Researchers behind "Science or Science Fiction? Professionals' Discursive Construction of Climate Change," which appeared in Organization Studies, also found "the proportion of papers" collected from a science database "that explicitly endorsed anthropogenic climate change has fallen from 75%" between 1993 and 2003 "to 45% from 2004 to 2008."

The Heartland Institute's James Taylor reminds us in Forbes that "survey results show geoscientists (also known as earth scientists) and engineers hold similar views as meteorologists.
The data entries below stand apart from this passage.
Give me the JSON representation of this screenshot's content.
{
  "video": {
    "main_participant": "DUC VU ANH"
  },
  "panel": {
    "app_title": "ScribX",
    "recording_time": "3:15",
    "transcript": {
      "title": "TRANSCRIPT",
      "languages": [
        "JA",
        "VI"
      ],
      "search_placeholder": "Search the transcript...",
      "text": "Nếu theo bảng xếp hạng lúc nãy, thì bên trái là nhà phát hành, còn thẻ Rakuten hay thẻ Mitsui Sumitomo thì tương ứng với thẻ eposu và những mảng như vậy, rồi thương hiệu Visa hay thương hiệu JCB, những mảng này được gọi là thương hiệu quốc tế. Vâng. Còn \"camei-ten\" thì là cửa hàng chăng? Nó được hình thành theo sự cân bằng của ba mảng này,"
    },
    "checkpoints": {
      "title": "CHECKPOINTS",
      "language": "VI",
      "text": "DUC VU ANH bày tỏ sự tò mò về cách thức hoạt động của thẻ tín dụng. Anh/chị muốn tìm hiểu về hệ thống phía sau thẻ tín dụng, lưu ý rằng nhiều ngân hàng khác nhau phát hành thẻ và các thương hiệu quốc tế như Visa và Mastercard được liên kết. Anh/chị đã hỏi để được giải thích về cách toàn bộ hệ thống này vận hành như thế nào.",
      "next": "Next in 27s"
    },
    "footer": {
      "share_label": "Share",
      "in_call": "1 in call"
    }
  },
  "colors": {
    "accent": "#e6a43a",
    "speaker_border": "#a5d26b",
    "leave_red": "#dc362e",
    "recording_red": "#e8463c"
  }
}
Two recent surveys of meteorologists revealed similar skepticism of alarmist global warming claims."

Missed story No. 2: Greenland, the alarmists' coal-mine canary, retained 99.7% of its ice mass in the 20th century. Yes, it reportedly lost 9,000 billion tons of ice in the same period. But as the "Watts Up With That" blog notes, that's "not even a tiny nick when spread out over roughly 1.7 million square kilometers of ice surface" — working out to a sheet five meters thick on an island where the average thickness is about 1,500 meters.

Finally, we have the work of the scholars at the Cato Institute, who have confirmed that climate models that warn of warming have been wrong for decades.

"If the known climate behavior cannot be well-captured by the models," they say, "no case can be made for the veracity of projections, from the same models, of the future evolution of our climate."

The media don't want to report such findings, even when they are made aware of them. But ignoring them doesn't change the facts that are contained within and finally dawning on the public at large.